We jammed on a bench for ten minutes, guitar and uke, then they offered to take me to a gig, to see his girlfriend's band, playing at six at a club in town. I had to be back on the boat at Eight, so like a fool I said yes.

'Malaga's beautiful', he said. 'There's something about it that attracts amazing people. Assholes do come here, but they don't survive in this enviroment, they have to get out.' It struck me as a really strange thing to say, but everyone in Malaga did seem to be pretty amazing. On the boat I feel a bit bumbling and awkward, in the alien languaged city I’m completely at ease. Both of the guys had come for a week and stayed for years, as had the two they live with.

The gig was amazing. The band are called Los Negrados, I think, and the singer Julia, on seeing my uke asked me to get out and play for her. I played her a couple of verses of Something by the Beatles, trying doggedly not to notice how beautiful and engaging she was. She immediately invited me up on stage to sing a song in the break.

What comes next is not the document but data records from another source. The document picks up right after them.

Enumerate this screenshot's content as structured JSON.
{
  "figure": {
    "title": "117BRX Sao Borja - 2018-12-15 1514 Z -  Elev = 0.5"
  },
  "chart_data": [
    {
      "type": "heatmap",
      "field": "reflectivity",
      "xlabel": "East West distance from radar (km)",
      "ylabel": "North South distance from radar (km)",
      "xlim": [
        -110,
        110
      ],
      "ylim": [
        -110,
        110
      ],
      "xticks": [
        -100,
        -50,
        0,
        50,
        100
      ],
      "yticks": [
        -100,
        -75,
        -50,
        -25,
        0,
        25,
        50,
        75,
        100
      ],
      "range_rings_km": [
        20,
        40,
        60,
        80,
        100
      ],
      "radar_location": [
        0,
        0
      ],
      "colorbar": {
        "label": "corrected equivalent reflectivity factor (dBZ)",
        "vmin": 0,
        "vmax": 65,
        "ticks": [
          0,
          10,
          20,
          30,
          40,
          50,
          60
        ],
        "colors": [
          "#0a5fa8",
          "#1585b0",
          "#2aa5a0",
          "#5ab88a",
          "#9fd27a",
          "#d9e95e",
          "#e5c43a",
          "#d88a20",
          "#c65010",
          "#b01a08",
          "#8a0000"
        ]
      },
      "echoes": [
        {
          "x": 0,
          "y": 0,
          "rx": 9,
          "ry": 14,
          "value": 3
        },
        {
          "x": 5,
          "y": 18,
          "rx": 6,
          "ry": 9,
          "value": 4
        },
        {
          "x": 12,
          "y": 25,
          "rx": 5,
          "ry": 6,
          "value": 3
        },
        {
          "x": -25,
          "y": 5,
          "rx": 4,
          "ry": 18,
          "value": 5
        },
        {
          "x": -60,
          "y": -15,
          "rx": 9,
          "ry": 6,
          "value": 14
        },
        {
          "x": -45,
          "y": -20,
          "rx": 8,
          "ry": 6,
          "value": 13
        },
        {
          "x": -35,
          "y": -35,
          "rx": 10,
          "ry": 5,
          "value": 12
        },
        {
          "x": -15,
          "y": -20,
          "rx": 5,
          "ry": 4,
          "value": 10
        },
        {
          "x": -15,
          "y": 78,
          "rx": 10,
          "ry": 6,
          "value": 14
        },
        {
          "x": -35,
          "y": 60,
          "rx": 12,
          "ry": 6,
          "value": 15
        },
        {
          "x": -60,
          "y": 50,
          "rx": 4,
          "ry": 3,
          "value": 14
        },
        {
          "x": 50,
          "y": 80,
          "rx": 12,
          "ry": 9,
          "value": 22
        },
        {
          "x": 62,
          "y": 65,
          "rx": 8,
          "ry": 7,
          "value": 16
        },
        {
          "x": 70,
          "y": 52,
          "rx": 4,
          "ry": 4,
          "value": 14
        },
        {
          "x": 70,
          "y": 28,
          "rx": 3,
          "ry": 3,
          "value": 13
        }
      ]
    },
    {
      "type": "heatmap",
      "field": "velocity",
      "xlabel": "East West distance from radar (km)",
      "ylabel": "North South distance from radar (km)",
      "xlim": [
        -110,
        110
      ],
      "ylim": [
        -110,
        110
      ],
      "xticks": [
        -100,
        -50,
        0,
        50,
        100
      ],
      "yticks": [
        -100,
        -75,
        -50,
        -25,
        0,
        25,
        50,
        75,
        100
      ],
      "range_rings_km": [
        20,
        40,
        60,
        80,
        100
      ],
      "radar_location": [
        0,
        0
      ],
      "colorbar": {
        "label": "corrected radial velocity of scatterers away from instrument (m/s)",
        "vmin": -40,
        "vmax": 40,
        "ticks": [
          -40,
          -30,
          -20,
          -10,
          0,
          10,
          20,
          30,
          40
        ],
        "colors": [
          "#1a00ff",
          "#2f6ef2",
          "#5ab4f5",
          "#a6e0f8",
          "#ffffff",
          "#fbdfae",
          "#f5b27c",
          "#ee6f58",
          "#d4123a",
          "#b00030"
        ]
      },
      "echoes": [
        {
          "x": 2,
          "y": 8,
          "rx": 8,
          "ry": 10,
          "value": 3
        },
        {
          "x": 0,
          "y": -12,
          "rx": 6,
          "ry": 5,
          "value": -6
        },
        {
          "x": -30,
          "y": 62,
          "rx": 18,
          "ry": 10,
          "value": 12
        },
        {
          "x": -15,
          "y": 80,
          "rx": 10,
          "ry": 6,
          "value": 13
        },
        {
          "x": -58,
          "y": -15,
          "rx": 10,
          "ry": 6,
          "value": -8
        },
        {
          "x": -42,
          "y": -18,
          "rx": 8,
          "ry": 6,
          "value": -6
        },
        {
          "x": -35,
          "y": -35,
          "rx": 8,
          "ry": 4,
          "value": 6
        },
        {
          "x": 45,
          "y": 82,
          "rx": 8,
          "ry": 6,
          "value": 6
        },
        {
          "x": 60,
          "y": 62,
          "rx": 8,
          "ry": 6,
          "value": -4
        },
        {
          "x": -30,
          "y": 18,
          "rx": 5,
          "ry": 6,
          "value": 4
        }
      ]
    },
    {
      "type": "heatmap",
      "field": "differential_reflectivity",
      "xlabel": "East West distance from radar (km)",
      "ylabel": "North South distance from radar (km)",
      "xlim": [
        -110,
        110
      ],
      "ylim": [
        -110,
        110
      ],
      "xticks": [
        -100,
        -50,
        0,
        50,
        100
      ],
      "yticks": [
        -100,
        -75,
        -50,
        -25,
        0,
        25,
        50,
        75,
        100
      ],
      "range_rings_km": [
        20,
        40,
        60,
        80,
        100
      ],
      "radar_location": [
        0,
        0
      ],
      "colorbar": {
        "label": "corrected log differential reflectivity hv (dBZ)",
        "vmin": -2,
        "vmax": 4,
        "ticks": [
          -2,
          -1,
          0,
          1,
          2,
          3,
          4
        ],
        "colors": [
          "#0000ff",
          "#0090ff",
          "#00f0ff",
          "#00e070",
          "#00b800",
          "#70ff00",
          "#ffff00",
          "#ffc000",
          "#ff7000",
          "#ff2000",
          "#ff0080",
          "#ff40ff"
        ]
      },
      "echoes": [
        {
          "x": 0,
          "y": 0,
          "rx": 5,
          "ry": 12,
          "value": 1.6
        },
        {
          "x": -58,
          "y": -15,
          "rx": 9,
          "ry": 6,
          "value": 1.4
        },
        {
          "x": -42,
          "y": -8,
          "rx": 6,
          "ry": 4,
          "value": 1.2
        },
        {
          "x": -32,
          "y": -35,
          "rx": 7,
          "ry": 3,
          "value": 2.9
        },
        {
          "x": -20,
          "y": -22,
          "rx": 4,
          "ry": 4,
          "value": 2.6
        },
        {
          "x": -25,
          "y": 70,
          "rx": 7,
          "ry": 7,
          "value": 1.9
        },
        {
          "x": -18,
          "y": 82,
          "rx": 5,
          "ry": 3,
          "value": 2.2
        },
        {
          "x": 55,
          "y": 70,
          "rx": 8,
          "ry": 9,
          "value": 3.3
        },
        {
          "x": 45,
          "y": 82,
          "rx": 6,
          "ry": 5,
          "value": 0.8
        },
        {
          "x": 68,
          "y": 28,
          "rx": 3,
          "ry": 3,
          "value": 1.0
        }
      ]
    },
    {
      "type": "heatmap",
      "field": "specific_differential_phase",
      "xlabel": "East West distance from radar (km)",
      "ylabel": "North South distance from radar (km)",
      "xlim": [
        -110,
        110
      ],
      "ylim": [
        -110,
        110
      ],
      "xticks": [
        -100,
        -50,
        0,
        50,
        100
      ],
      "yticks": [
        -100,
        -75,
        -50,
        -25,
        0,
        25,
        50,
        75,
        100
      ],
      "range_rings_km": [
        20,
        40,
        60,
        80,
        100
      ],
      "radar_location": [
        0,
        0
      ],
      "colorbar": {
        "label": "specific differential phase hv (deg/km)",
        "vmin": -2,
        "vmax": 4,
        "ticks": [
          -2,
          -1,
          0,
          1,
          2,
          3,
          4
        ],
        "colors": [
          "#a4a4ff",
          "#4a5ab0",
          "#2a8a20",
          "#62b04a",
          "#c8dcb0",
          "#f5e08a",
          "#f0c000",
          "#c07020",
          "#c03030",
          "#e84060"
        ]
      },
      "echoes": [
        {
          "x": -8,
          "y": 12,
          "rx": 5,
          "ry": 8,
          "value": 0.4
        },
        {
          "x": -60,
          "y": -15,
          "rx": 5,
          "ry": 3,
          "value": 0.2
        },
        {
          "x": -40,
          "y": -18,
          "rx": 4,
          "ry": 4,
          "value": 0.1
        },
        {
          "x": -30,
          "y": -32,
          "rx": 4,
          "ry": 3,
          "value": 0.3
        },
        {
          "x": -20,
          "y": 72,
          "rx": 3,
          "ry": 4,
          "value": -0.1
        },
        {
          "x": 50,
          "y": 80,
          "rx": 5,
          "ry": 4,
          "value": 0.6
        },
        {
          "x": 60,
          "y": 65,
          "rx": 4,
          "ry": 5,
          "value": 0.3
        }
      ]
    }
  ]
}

When Los Negrados began to play, I was transfixed. I’ve seen a heck of a lot of bands in my time, but I don't think I’ve seen hardly any as engaging as these. Stand up bass, congas, guitar and three way harmonies made a sound as dark and lush as their name, 'the Blacks' in English. Their version of 'I shot the sherrif' was a kind of latin reggae mixed with rock-a-billy, but so smooth you couldn't see the seams. That's when I realised I have a lot to learn from Spanish music. I have to see more of it if I can. Unfortunately, I didn't get to sing with them, as I had to dash for the boat.

The guys invited me to hang out with them when I’m next in Malaga, and see some of the good bits. I’m hoping it happens, although my phone wont work their Spanish numbers. Either way, My uke is coming with me now to every port - It seems to be a passport to fun!

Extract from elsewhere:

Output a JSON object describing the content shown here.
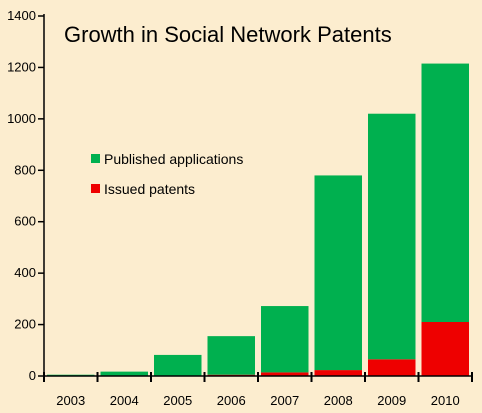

Oh, I forgot to mention about Steve V King! He sat in with me on my gig last night – he's the guest singer for Thompson, and the 64th member of the Drifters. His voice was out of this world, and he went out of his way to give me tips on taking care of it. We had a few drinks together, and he came and sat in on my gig, and together we made a double act to die for. We bashed out 45 minutes of incredible performance, and he brought out vocal support I didn't know was in me! I was on fire, it was such a rush. Steve did harmonies, and sang a few songs, and he was incredible as always. After feeling very small and down on this boat full of incredible singers, Steve's advice and support has showed me that I do have something different to bring to the passengers that nobody else has. Tonight's gigs were far better for it. I love this boat!